Laschet: Kein Lockdown für Kreis Gütersloh

Laschet: Kein Lockdown für Kreis Gütersloh
Über 1.300 Beschäftigte bei Tönnies mit Coronavirus infiziert - Heil dringt auf schnelle Schritte zum Schutz der Fleischarbeiter
Ein Lockdown für den Kreis Gütersloh ist vorerst abgewendet - trotz steigender Zahl von Corona-Infektionen unter Beschäftigten einer Großschlachterei in der Region. Arbeitsminister Heil will nun zügig eine Verschärfung der Kontrollen in der Branche.

Gütersloh/Düsseldorf (epd). Nach dem massiven Corona-Ausbruch bleibt die Großschlachterei Tönnies im nordrhein-westfälischen Rheda-Wiedenbrück bis 2. Juli geschlossen. Der zuständige Kreis Gütersloh stellte am Wochenende die 7.000 Beschäftigten und das Management per Verordnung unter Quarantäne. Die Landesregierung entschied sich am Sonntag aber gegen einen Lockdown und damit das massive Runterfahren des öffentlichen Lebens für die ganze Region. Er könne aber einen Lockdown nicht ausschließen, wenn es zu einer höheren Zahl an Infizierten kommen werde, sagte Ministerpräsident Armin Laschet (CDU) in Gütersloh.

Bis Sonntagnachmittag wurden nach Behördenangaben rund 1.330 Beschäftige vor allem aus Osteuropa positiv auf das Coronavirus getestet. Mehrheitlich betroffen sind demnach Beschäftigte im Betriebsteil der Fleischzerlegung. Eine Ausbreitung auf die Bevölkerung im Kreis konnte bislang verhindert werden, wie es hieß.

Bundesarbeitsminister Hubertus Heil (SPD) dringt derweil auf schnelle Schritte zum Schutz der Beschäftigten in der Fleischbranche. "Wir wollen die Kontrollen weiter verschärfen, noch bevor das neue Gesetz zur Arbeitssicherheit in der Fleischindustrie da ist", sagte Heil dem "RedaktionsNetzwerk Deutschland" (Samstag).

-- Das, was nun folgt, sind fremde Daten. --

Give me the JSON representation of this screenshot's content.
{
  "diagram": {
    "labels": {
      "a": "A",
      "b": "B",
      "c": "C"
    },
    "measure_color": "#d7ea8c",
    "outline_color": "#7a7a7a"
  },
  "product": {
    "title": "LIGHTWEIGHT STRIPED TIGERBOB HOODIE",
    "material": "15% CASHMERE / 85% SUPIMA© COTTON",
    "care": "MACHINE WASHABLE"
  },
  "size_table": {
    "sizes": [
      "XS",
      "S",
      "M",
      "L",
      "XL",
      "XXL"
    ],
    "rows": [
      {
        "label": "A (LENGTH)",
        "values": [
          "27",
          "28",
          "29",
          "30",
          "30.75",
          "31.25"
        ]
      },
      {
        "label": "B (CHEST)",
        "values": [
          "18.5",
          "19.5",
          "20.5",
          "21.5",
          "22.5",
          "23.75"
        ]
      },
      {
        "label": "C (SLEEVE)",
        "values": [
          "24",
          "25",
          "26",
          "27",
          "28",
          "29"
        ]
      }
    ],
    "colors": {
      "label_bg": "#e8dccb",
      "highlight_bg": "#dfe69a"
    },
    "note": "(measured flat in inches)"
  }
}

Der Arbeitsminister bekräftigte: "Wir machen mit dem Verbot von Werkverträgen im Kernbereich der Fleischindustrie auf jeden Fall ernst - ganz egal, welche Anstrengungen milliardenschwere Unternehmen auch in die Wege leiten, um dieses Vorhaben zu torpedieren." Mehrere Ministerien arbeiteten daran, das Verbot rechtssicher zu machen. "Im Sommer werde ich den Gesetzentwurf vorlegen", versprach Heil.

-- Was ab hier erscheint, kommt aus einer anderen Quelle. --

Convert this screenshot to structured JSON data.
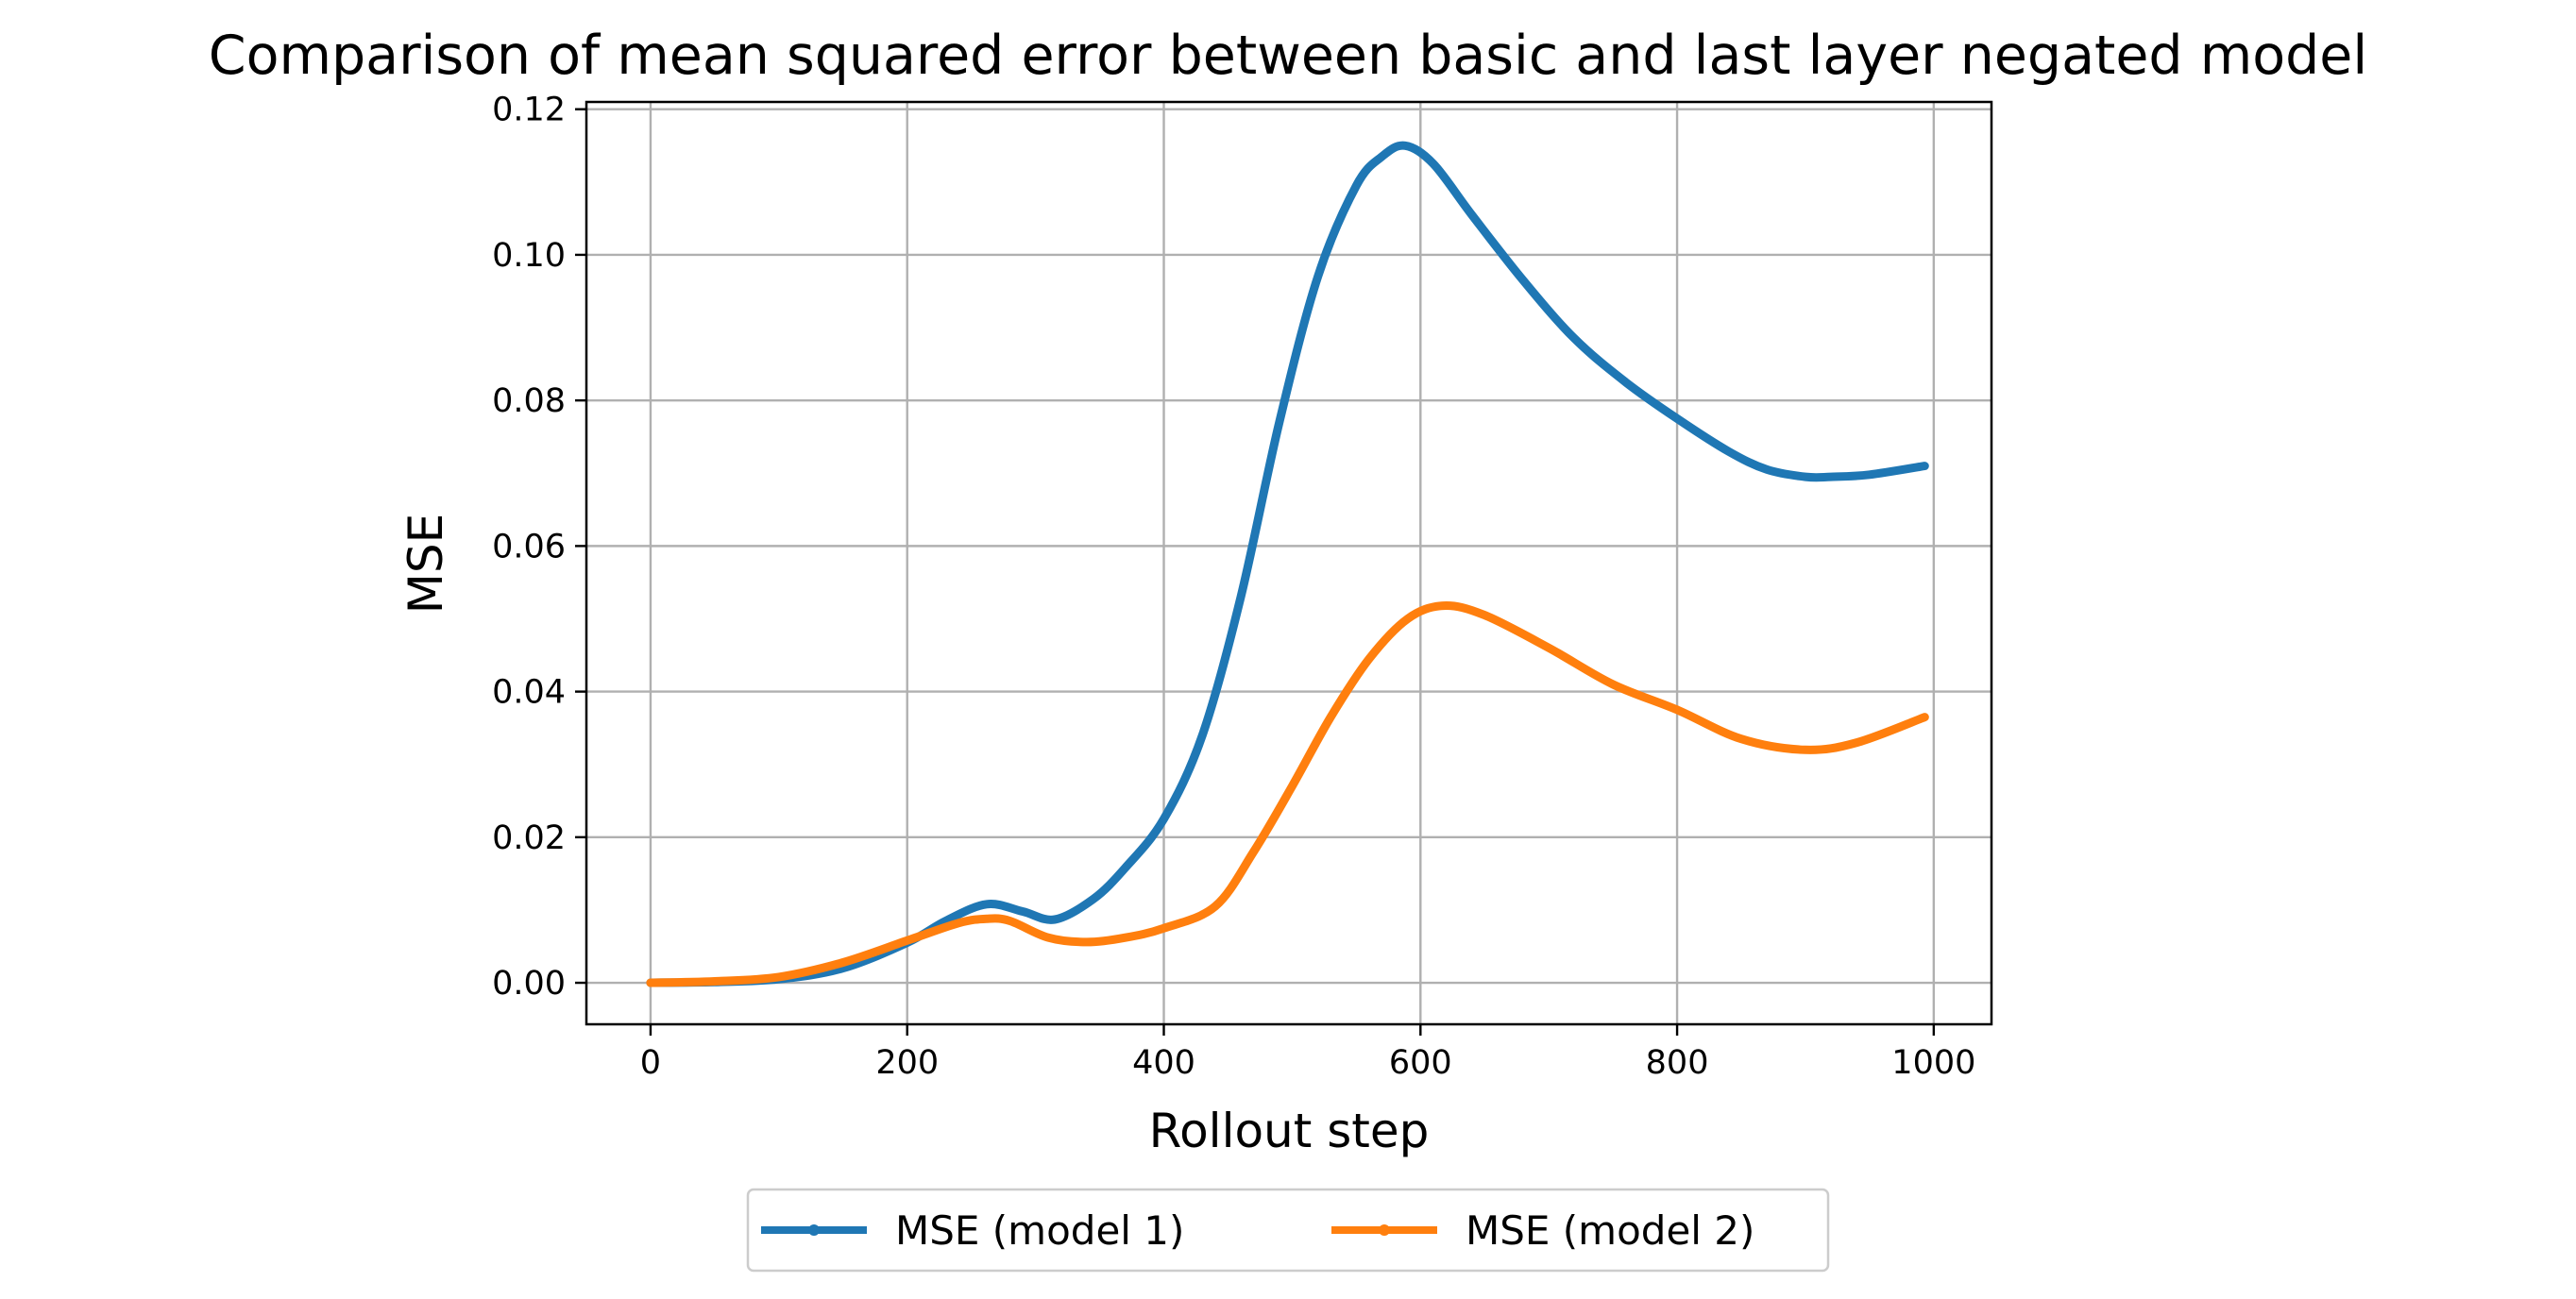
{
  "chart_data": {
    "type": "line",
    "title": "Comparison of mean squared error between basic and last layer negated model",
    "xlabel": "Rollout step",
    "ylabel": "MSE",
    "xlim": [
      -50,
      1045
    ],
    "ylim": [
      -0.0057,
      0.121
    ],
    "xticks": [
      0,
      200,
      400,
      600,
      800,
      1000
    ],
    "xtick_labels": [
      "0",
      "200",
      "400",
      "600",
      "800",
      "1000"
    ],
    "yticks": [
      0.0,
      0.02,
      0.04,
      0.06,
      0.08,
      0.1,
      0.12
    ],
    "ytick_labels": [
      "0.00",
      "0.02",
      "0.04",
      "0.06",
      "0.08",
      "0.10",
      "0.12"
    ],
    "grid": true,
    "legend": {
      "placement": "bottom-center, below axes",
      "ncol": 2
    },
    "series": [
      {
        "name": "MSE (model 1)",
        "color": "#1f77b4",
        "x": [
          0,
          50,
          100,
          150,
          200,
          230,
          262,
          290,
          315,
          345,
          370,
          400,
          430,
          460,
          490,
          520,
          550,
          570,
          588,
          610,
          640,
          680,
          720,
          760,
          800,
          840,
          870,
          900,
          920,
          950,
          993
        ],
        "y": [
          0.0,
          0.0001,
          0.0005,
          0.002,
          0.0055,
          0.0085,
          0.0108,
          0.0098,
          0.0087,
          0.0115,
          0.0158,
          0.0225,
          0.034,
          0.053,
          0.077,
          0.097,
          0.1095,
          0.1135,
          0.115,
          0.1125,
          0.1055,
          0.0965,
          0.0885,
          0.0825,
          0.0775,
          0.073,
          0.0705,
          0.0695,
          0.0695,
          0.0698,
          0.071
        ]
      },
      {
        "name": "MSE (model 2)",
        "color": "#ff7f0e",
        "x": [
          0,
          50,
          100,
          150,
          200,
          240,
          262,
          280,
          310,
          340,
          370,
          400,
          440,
          470,
          500,
          530,
          560,
          590,
          618,
          650,
          700,
          750,
          800,
          850,
          900,
          940,
          993
        ],
        "y": [
          0.0,
          0.0002,
          0.0008,
          0.0028,
          0.0058,
          0.0082,
          0.0088,
          0.0085,
          0.0062,
          0.0056,
          0.0062,
          0.0075,
          0.0105,
          0.018,
          0.027,
          0.0365,
          0.0445,
          0.05,
          0.0518,
          0.0505,
          0.046,
          0.041,
          0.0375,
          0.0335,
          0.032,
          0.033,
          0.0365
        ]
      }
    ]
  }
}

Der nordrhein-westfälische Gesundheits- und Arbeitsminister Karl-Josef Laumann (CDU) sagte, er sei es leid, auf freiwillige Vereinbarungen der Unternehmen zu setzen. Es gehe nicht darum, Fleischbetriebe zu schließen, sondern auf dem gesetzlichen Weg vernünftige Arbeitsbedingungen in der Branche zu schaffen.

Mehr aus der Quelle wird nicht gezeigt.